Determine magnitude and direction of the force exerted on the floor

[cdornz]

Homework Statement

There is a 180 pound basketball player. The coefficient of friction between his right foot and the floor is 0.7. There is no acceleration or sliding in the problem. Determine the magnitude and direction of the force that his right foot is exerting on the floor.

Homework Equations

ƩF=0 (know what since acceleration is zero)
F_friction = (0.7)(F_n) (I know F_n is perpendicular to the interface between the two surfaces and it is not equal to the weight of the object.
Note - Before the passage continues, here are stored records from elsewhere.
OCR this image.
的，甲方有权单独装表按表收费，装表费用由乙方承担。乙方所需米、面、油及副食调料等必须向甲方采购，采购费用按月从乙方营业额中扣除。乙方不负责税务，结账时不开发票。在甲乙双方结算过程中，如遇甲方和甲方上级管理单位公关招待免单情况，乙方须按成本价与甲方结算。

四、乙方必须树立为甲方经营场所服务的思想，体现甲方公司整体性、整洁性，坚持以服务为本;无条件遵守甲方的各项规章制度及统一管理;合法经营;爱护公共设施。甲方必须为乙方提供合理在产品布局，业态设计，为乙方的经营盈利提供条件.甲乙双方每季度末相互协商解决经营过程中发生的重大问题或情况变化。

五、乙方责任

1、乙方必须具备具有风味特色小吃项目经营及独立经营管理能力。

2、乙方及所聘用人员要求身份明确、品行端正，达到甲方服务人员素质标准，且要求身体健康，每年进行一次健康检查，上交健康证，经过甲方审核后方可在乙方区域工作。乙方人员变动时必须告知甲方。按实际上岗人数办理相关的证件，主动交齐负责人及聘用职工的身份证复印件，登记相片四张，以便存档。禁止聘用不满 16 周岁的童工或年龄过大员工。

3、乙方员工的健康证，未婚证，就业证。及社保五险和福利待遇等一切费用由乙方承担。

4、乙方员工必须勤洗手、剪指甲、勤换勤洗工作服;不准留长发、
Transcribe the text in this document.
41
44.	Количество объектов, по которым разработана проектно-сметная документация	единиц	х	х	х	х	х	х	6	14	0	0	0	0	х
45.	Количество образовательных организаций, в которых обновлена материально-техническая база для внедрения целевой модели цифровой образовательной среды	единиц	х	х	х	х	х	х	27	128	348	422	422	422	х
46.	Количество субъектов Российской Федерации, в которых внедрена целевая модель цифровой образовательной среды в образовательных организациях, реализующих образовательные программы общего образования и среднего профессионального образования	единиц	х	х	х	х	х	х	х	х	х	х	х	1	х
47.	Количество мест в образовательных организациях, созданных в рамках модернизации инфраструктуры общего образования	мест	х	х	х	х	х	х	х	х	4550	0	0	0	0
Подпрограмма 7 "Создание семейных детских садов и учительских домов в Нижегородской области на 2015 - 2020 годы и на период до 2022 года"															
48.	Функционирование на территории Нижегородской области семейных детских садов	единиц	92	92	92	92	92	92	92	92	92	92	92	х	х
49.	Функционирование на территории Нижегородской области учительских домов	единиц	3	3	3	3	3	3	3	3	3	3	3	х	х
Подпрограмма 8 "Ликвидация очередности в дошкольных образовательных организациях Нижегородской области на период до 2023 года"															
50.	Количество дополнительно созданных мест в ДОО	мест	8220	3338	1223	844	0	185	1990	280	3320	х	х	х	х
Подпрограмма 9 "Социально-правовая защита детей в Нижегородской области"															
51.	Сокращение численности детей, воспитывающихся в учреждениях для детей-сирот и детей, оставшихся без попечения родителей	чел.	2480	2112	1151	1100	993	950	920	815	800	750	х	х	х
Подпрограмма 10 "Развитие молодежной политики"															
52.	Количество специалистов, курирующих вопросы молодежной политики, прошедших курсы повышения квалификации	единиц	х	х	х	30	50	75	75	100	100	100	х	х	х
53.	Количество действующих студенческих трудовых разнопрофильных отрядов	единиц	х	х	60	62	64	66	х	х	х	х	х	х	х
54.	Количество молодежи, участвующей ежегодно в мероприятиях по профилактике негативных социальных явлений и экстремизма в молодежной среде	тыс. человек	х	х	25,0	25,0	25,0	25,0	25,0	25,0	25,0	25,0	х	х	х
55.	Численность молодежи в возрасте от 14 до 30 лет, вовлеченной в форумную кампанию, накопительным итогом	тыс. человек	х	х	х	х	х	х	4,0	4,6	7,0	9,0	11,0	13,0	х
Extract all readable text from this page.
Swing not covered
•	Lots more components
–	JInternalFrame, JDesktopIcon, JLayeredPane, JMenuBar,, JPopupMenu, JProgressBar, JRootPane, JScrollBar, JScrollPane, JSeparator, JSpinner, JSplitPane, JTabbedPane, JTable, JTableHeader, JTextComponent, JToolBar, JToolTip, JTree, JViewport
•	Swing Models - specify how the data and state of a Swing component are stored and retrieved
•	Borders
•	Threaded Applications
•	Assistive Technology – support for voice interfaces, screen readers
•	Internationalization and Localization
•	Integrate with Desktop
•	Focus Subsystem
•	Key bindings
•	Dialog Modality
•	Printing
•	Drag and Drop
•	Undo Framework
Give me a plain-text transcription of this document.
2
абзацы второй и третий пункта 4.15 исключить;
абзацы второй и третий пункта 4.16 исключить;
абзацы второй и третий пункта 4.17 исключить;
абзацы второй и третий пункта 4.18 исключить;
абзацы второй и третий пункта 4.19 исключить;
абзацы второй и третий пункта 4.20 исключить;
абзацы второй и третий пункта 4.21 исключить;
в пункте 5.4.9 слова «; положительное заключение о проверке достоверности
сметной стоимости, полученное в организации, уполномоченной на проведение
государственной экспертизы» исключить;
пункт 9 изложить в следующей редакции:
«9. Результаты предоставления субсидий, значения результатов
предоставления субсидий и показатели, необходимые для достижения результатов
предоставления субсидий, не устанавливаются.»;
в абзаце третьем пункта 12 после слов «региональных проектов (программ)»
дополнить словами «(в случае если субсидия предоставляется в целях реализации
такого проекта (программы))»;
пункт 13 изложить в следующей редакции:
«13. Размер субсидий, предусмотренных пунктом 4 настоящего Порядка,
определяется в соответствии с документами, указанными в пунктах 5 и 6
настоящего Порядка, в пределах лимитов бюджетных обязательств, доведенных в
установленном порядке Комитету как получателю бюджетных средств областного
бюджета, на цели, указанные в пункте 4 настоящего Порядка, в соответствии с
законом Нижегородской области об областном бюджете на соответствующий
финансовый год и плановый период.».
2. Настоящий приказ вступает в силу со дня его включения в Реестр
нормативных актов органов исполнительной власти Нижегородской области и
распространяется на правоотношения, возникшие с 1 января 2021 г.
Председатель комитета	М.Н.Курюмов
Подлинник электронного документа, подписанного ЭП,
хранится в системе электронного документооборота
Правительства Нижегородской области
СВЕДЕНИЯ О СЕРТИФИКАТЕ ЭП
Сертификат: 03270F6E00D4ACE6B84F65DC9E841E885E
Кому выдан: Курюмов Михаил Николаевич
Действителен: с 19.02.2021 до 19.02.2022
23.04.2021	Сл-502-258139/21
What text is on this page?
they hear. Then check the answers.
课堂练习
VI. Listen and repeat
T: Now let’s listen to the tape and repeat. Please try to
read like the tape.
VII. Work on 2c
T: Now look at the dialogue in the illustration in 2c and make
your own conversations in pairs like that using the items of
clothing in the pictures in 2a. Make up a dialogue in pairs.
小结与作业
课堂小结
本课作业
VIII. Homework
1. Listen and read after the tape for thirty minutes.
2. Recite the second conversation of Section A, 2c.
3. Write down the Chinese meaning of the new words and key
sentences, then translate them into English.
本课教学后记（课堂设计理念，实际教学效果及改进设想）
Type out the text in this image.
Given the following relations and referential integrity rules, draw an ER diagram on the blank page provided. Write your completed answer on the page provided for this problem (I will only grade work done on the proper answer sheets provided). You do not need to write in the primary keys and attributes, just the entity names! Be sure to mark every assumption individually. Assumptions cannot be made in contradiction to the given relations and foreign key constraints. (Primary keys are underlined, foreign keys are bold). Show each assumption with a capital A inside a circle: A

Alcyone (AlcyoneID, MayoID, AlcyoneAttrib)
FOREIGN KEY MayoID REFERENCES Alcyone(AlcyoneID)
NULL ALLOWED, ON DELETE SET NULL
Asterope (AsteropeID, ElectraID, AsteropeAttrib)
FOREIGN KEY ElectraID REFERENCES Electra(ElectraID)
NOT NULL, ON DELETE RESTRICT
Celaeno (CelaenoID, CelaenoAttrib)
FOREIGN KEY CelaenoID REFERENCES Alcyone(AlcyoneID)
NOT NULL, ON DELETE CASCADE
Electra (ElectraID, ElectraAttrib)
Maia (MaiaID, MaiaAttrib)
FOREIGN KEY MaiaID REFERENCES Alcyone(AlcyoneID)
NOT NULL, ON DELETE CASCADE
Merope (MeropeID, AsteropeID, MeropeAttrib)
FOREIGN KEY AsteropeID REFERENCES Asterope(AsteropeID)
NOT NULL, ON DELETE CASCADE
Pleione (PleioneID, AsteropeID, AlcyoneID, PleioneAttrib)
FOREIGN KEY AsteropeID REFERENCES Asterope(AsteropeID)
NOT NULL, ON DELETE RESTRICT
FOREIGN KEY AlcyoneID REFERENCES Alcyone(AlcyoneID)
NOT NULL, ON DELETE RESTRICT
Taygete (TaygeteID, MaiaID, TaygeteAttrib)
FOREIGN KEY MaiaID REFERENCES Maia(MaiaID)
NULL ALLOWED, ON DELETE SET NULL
This is what's stated in my physics book.)
F_{right foot} = -F_gravity - F_n - F_friction

I would then use component forms of the equation, so one for "x" and one for "y"

The Attempt at a Solution

My attempt at this isn't coming out correctly and I honestly have no idea why.

(for the x equation) (0.7)F_ncos0 = F_{right footx}
(for the y equation) 800sin270 + F_nsin90 = F_{right footy}
-800 + F_n = F_{right footy}


I don't know where to go from here, because I'm pretty sure it's already wrong. Any help would be appreciated!

 

[haruspex]

What makes you think there are any horizontal forces involved?

 

[cdornz]

I had assumed when I was given coefficient of friction, that that was involved then. Also if it isn't, the F_{right footx} would be zero and that doesn't make sense.

 

[haruspex]

I had assumed when I was given coefficient of friction, that that was involved then.

That's a dangerous assumption. Good examiners throw in irrelevant information to test for understanding rather than blindly plugging numbers into equations.

Also if it isn't, the F_{right footx} would be zero and that doesn't make sense.

Why not? Would the player be able to stand upright on ice without sliding? What forces would be involved then?

 

[cdornz]

So I had the chance to re-evaluate this problem a little bit and tried solving it from
\SigmaF=ma and I know that a=0

so I would have two equations (to get the two components) so one for sine and one for cosine. When I assume that F_n is 180 pounds as well this is what I get:

F_g + F_n + F_{right footx} = ma
180cos270° + 180cos90° + F_{right footx} = 0
0 + 0 + F_{right footx} = 0
F_{right footx} = 0

F_g + F_n + F_{right footy} = ma
180sin270° + 180sin90° + F_{right footy} = 0
-180 + 180 + F_{right footy} = 0
F_{right footy} = 0

But, when I don't assume F_n is 180 pounds, this is what I end up with:

F_g + F_n + F_{right footx} = ma
180cos270° + F_ncos90° + F_{right foodx} = 0
0 + 0 + F_{right footx} = 0
F_{right footx} = 0

F_g + F_n + F_{right footy} = ma
180sin270° + F_nsin90° + F_{right footy} = 0
-180 +F_n + F_{right footy} = 0
F_n + F_{right footy} = 180

In either of these cases, something still doesn't seem right and I'm truly lost as to what component I'm missing.

 

[ap123]

Is there any more to this question that you have left out?
There doesn't seem to be enough information to solve it as it stands.

 

[cdornz]

That was my thought, no there is nothing more to this problem as given. I guess it's possible he left stuff out, but it wouldn't explain how I could solve others in this section.

 

[ap123]

The picture shows a 180 pound basketball player

The picture might help.

 

[cdornz]

Here's the picture.

 

[ap123]

OK, here's my analysis of the situation - I'm not sure if it's completely correct, (maybe someone else can check).

The force that his foot exerts on the floor is equal and opposite to the force that the floor exerts on his foot.
The former is the vector sum of the normal force and the frictional force ( which acts to the right in the picture ).
The normal force is equal to his weight (since there is no acceleration in the vertical direction), and the frictional force = 0.7 * his_weight.
Adding these 2 vectors gives a force of magnitude 220lb, acting at an angle of 55° to the horizontal.
So, the force exerted by his foot is equal and opposite to this.

 

[cdornz]

OK, here's my analysis of the situation - I'm not sure if it's completely correct, (maybe someone else can check).

The force that his foot exerts on the floor is equal and opposite to the force that the floor exerts on his foot.
The former is the vector sum of the normal force and the frictional force ( which acts to the right in the picture ).
The normal force is equal to his weight (since there is no acceleration in the vertical direction), and the frictional force = 0.7 * his_weight.
Adding these 2 vectors gives a force of magnitude 220lb, acting at an angle of 55° to the horizontal.
So, the force exerted by his foot is equal and opposite to this.

So the answer key shows this is the correct answer, but equation wise could you help me break it down?

So you are saying that the arrow (that would be drawn through his right leg) is the sum of the normal force and frictional force? So if normal force is 180 and frictional force is 126, how would that equal 220? I'm just trying to get as accurate of notes as possible so I know how to approach future questions like this.

 

[cdornz]

Wait, nevermind, my bad. I forgot to apply Pythagorean theorem. Thanks for the help!